フェドチェンコ氷河
From Wikipedia, the free encyclopedia
フェドチェンコ氷河(タジク語: Пиряхи Федченко、ロシア語: Ледник Федченко)は、タジキスタンのゴルノ・バダフシャン自治州にある氷河。パミール高原に存在する。名称はアレクセイ・パブロビッチ・フェドチェンコにちなんでいる[1]。

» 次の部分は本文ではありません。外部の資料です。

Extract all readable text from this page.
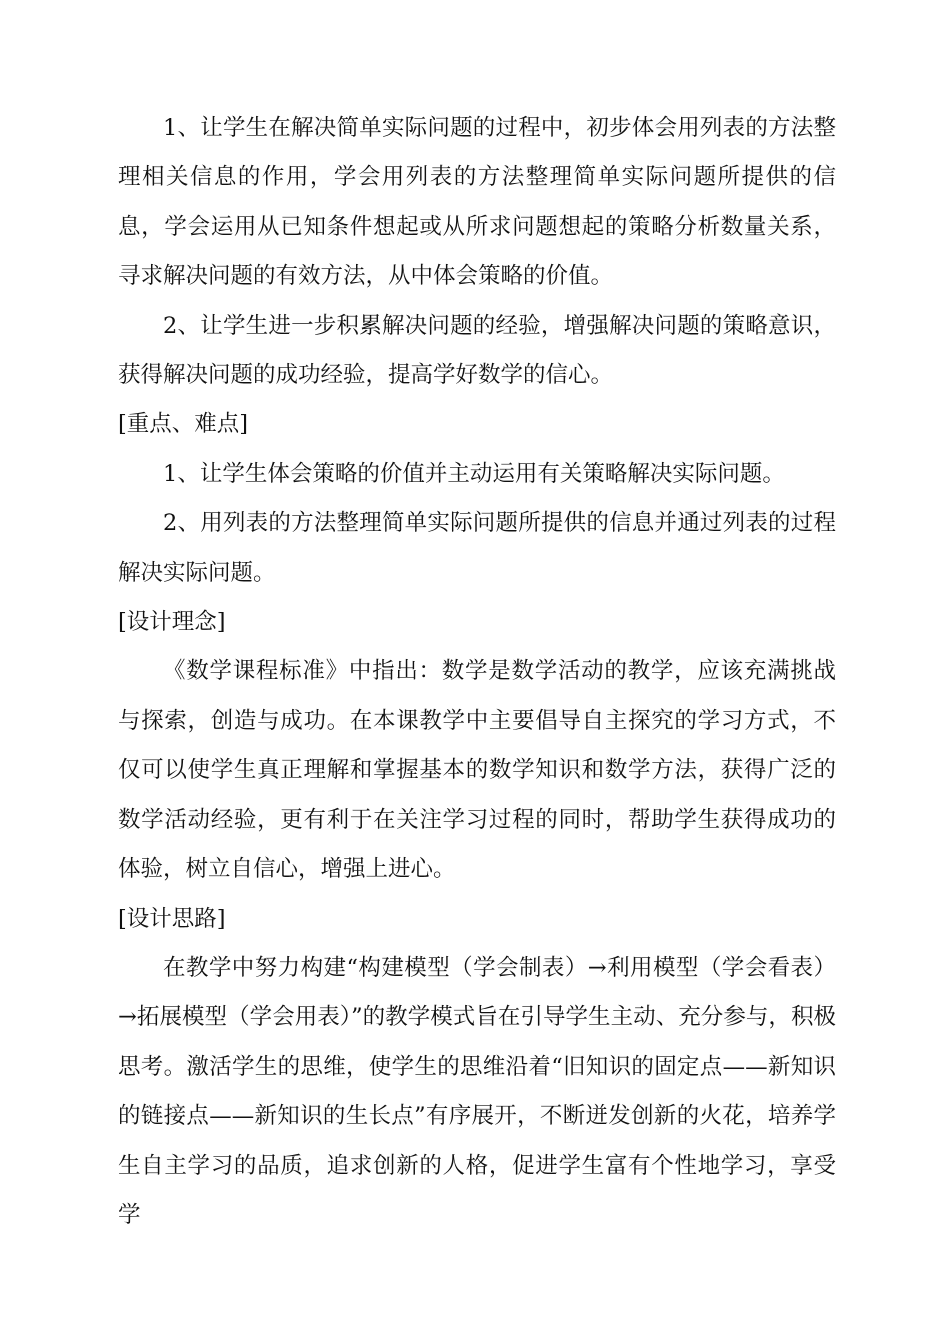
1、让学生在解决简单实际问题的过程中，初步体会用列表的方法整理相关信息的作用，学会用列表的方法整理简单实际问题所提供的信息，学会运用从已知条件想起或从所求问题想起的策略分析数量关系，寻求解决问题的有效方法，从中体会策略的价值。

2、让学生进一步积累解决问题的经验，增强解决问题的策略意识，获得解决问题的成功经验，提高学好数学的信心。

[重点、难点]

1、让学生体会策略的价值并主动运用有关策略解决实际问题。

2、用列表的方法整理简单实际问题所提供的信息并通过列表的过程解决实际问题。

[设计理念]

《数学课程标准》中指出：数学是数学活动的教学，应该充满挑战与探索，创造与成功。在本课教学中主要倡导自主探究的学习方式，不仅可以使学生真正理解和掌握基本的数学知识和数学方法，获得广泛的数学活动经验，更有利于在关注学习过程的同时，帮助学生获得成功的体验，树立自信心，增强上进心。

[设计思路]

在教学中努力构建“构建模型（学会制表）→利用模型（学会看表）→拓展模型（学会用表）”的教学模式旨在引导学生主动、充分参与，积极思考。激活学生的思维，使学生的思维沿着“旧知识的固定点——新知识的链接点——新知识的生长点”有序展开，不断迸发创新的火花，培养学生自主学习的品质，追求创新的人格，促进学生富有个性地学习，享受学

北緯38度46分01秒、東経72度16分58秒に位置する。この氷河は、細く長く続いている氷河として知られていて、2005年現在約70kmの長さを持っていて、約900km2の範囲を覆っている。この70kmという長さは、地球の極圏以外の地域に存在する氷河としては最長である [2] 。 この氷河は、標高6200m付近から流れ出していて、そこから概ね北の方向へと流れ降り、だいたい標高3000m付近で完全に融解してしまう。なお、この氷河の中流域における氷の流速は、2005年現在、おおよそ1日に67cmであった [2] 。 ただし、近年の地球温暖化の影響によって、この氷河は後退(縮小)傾向にあり、流速なども変わっている(氷河が融解し始めると流速が速くなったりする)可能性がある。ちなみに、この氷河の融解水は、幾つかの小河川を経てバフシュ川に入り、その後アムダリヤ川へと流れ込んでいる。かつては、この氷河の融解水もアムダリア川が流れ込んでいたアラル海へと流れ込んでいたものの、近年アムダリア川の河口付近は事実上干上がっており、アラル海へは融解水が届かなくなってきている。